The audio giant announced it would stop sending software updates to a number of products from May, which has angered some customers.
Its original Zone Player, Connect and Connect:Amp – which were launched in 2006 and include versions sold until 2015 – are affected by the move.
The first-generation Play:5 and CR200, both released in 2009, as well as 2007’s Bridge will also no longer receive software updates or new features.
In a statement, Sonos said it made the decision because older devices had been “stretched to their technical limits in terms of memory and processing power”.
“Ideally all our products would last forever, but for now we’re limited by the existing technology,” it said.
Paul Beebe, from Birmingham, said he bought a Play:5 speaker less than three years ago for £400.
“I feel let down by a company I have invested a lot of money in,” he told the PA news agency.
“It will certainly make me think twice before extending my system, especially as now many other manufacturers have caught up in terms of grouping audio amongst a group of speakers, which was something quite unique to Sonos.”
Mr Beebe, who has several other speakers of mixed age, said he was thinking about adding a speaker to his bathroom but would “reconsider” following Sono’s decision.

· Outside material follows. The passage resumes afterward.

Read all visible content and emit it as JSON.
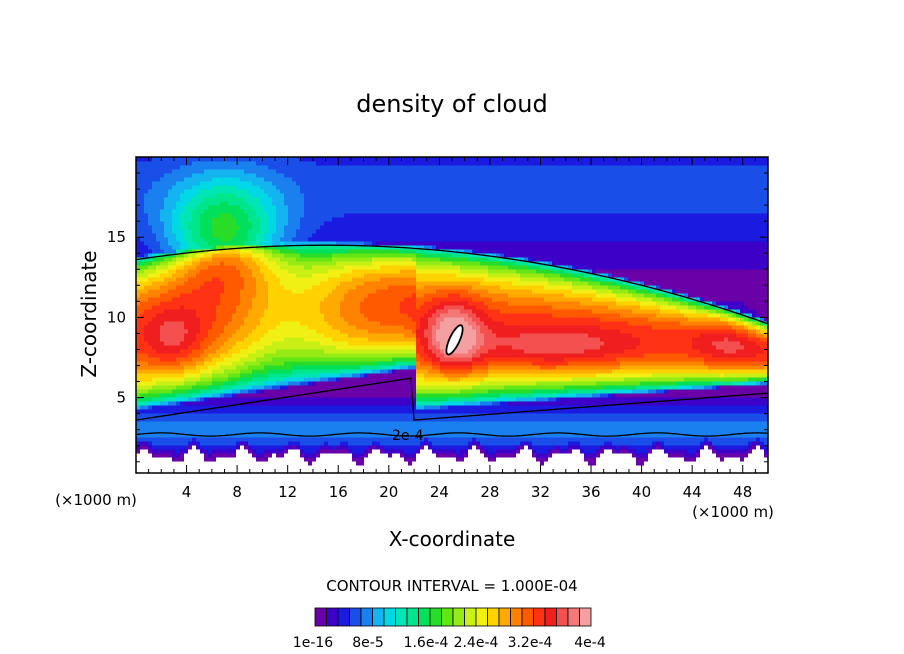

“I am pretty annoyed, people keep audio equipment for years and years, typically.”
Another customer in the UK, Andy Powell, told PA he was “hugely disappointed”.
“I was a fan, an early adopter and even an advocate promoting them to others,” he said.
“But with this and the whole ‘recycling’ issue a few weeks back, the trust is gone and I’ll definitely be looking elsewhere.”
Sonos said customers will be able to continue using “legacy” products after they stop receiving software updates but warned that “some functionality will be impacted over time”.
People with multiple Sonos speakers including one of the affected products will also see their system impacted.
“As changes are made to technology in the future, particularly by music service and voice partners, access to certain services or features may be disrupted,” the company said.
“An example would be a music service partner issuing a new update that isn’t backwards compatible with legacy software.”
The firm is offering owners the option to trade up to a new Sonos product with a 30% credit.
Doing so will put the older device into recycle mode, meaning it will be deactivated and no longer functional.
Last year, Sonos offered owners of dated products a similar offer, but was criticised for not allowing people to resell their old kit.
For those unable to take devices to a recycling facility, Sonos will pay delivery charges to have affected items shipped to the company for recycling.